Хрень

  …Этот случай я вспоминаю с каким-то непонятным чувством неразрешенной ситуации и ощущением сна. Так бывает.

    В один из февральских затерянных дней пытался вылететь из Краснодара. Это было время, когда я не оглядывался. Меня несло вперед, а все лучшее там и было – впереди. Это было время, когда билет на самолет в Москву с Черноморского побережья стоил пару червонцев, но его нужно было еще купить. А с паспортом Моряка это было сделать проще простого. Моряки почему-то приравнивались к Героям Советского Союза и шли без очереди в билетные кассы аэропортов, кинотеатров и бань. Впрочем, как и инвалиды. Но мы были молоды, и время было дорого.

    Почему февральские дни затеряны? Они убаюкивают своими метелями и снегами. Снега залепляют веки и забивают память сугробами невысказанных слов. У тебя есть что сказать, есть много слов, но бьющий ветер в лицо затыкает рот, и ты повисаешь в заснеженном аэропорту. Нелетная погода. Нелетная погода, туды ее в качель. Сколько судеб ты разбила, нелетная погода! Она всегда напоминала клипер «Катти Сарк» - Нэн Короткую Рубашку... Стремительную и недосказанную. Ведьма, одно слово. А как еще можно обозвать ту, у которой одна нога в солнечном Донецке, а другая в залитом проливными слезами Калининграде? А я летел в Домодедово, но должен был приземляться в Светлогорске.

    Моя жизнь поместилась в четверть карты пополам сложенного планшета бравого пилота, так же, как и я зависшего в аэропорту. Штурман отложил уставшую фуражку, с неприлично-синим околышем, посреди серого кафеля битком забитого невылетевшего аэропорта, и посмотрел в мою сторону.
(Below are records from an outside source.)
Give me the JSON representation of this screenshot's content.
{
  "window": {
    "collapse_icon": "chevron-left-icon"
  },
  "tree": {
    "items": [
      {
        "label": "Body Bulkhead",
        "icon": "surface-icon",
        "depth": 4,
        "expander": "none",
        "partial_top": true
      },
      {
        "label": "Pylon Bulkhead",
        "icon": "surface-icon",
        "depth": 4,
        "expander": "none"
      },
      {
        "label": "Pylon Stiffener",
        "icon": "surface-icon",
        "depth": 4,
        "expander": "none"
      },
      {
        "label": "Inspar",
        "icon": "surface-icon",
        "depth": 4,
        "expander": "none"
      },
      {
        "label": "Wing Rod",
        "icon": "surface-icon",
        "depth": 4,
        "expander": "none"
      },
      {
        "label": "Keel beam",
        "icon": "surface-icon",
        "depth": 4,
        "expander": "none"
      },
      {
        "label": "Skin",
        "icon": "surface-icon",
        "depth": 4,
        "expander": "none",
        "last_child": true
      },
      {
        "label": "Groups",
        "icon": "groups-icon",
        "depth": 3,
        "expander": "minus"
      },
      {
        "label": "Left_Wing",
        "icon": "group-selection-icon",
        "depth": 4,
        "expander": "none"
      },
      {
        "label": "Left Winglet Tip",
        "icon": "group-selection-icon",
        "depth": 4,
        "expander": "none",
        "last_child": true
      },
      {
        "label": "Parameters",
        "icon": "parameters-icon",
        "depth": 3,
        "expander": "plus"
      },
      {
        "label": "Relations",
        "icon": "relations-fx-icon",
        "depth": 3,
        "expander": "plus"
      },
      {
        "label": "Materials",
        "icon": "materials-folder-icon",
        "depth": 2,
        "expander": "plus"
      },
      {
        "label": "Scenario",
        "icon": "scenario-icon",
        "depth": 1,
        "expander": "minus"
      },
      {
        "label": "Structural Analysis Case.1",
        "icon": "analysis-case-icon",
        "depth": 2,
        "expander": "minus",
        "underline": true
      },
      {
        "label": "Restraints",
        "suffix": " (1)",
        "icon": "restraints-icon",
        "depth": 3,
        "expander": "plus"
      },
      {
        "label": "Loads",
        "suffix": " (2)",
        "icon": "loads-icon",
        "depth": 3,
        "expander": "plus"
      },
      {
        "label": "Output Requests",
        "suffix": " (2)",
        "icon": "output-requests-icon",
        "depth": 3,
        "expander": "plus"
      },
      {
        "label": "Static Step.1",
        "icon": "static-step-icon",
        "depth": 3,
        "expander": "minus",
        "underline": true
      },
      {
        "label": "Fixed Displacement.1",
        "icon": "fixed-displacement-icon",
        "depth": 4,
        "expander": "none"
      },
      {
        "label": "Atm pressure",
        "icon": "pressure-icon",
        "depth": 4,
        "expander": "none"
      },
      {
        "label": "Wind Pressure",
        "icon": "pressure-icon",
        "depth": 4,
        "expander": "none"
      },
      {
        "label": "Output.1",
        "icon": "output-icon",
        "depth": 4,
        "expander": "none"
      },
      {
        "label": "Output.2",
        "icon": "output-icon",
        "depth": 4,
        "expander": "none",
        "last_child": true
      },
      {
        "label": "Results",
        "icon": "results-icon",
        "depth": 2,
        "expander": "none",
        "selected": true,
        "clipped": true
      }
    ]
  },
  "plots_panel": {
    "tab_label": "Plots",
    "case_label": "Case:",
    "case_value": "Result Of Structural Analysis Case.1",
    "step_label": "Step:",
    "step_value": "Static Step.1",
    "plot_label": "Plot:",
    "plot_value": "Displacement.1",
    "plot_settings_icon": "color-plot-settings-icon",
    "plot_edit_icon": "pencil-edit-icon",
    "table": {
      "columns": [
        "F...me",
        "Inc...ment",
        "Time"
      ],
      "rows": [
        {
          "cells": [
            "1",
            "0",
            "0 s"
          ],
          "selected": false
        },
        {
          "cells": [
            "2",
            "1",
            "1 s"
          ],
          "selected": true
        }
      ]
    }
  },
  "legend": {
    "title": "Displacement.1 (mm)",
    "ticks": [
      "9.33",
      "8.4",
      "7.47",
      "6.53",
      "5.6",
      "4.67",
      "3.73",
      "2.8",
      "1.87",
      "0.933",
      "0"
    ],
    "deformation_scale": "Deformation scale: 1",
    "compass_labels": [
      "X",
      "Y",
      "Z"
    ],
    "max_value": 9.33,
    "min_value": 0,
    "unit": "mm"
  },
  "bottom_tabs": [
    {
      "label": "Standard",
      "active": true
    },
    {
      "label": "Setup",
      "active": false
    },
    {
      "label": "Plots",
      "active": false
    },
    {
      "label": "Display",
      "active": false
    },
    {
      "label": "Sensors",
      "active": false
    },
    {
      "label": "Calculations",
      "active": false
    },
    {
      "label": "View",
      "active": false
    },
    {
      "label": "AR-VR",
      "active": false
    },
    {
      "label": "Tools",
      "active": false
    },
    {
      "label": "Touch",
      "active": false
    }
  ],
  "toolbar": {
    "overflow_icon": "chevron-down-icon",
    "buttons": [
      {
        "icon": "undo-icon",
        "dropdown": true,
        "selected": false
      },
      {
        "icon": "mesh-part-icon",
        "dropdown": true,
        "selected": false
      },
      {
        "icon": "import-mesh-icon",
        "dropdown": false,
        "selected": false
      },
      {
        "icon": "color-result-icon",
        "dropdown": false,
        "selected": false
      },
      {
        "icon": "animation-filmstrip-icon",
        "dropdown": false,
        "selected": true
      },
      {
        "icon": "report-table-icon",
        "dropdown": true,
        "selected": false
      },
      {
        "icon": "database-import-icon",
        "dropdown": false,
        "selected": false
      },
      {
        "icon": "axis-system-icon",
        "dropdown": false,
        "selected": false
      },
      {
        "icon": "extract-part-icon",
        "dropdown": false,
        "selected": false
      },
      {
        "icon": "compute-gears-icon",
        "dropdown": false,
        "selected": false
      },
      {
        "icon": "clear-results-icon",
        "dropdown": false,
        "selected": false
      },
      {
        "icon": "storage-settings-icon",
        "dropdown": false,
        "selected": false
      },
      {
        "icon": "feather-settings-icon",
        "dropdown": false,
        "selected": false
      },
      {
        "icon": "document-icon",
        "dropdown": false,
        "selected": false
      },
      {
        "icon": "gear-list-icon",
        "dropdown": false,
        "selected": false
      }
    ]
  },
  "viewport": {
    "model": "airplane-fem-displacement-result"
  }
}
Глаза оказались стремительно-карие и слегка знакомые. Я свои поспешно отвел, т. к. все летчики мира мне были противны в тот миг. Но наши кители оказались одного цвета, и, тем более, погоны. Погоны, конечно, сверкали золотом, несмотря на нелетную погоду. Им все нипочем. На моих плечах галуны взвились морским узлом, а у пилота всего лишь жалкой запятой, и он смотрит на меня насмешливо, но от этого мне только весело. Я начинаю узнавать в нем Мишку, давнего одесского кореша. Не верю в это. И пока туго соображаю, он хлопает меня по плечам и смеется так, как мог смеяться только мой Мишка. Тот давний Мишка. И погоны наши золотые тотчас улетучились куда-то, и мы вглядывались жадно друг в друга…

    - Ты откуда?..
    - Ты куда?..

    …И тут же он пропал, оставив недопитый холодный чай в граненом стакане. Его рейс объявили раньше. В начале нашего разговора чай был горяч, но быстро забыл про себя, заслушавшись нашими разговорами. Ведь нам было о чем поговорить. Во-первых, я отбил его девочку. Ну, и что? Потом, и у меня ее отбили. Невозможно драться всю жизнь. И тогда он мне сказал, что отдал мне эту девочку сам. Так как не хотел за нее сражаться, потому что не видел в этом смысла. Потом и я так поступил, и девочка пошагала по жизни сама, и, надеюсь, ничуть не проиграла.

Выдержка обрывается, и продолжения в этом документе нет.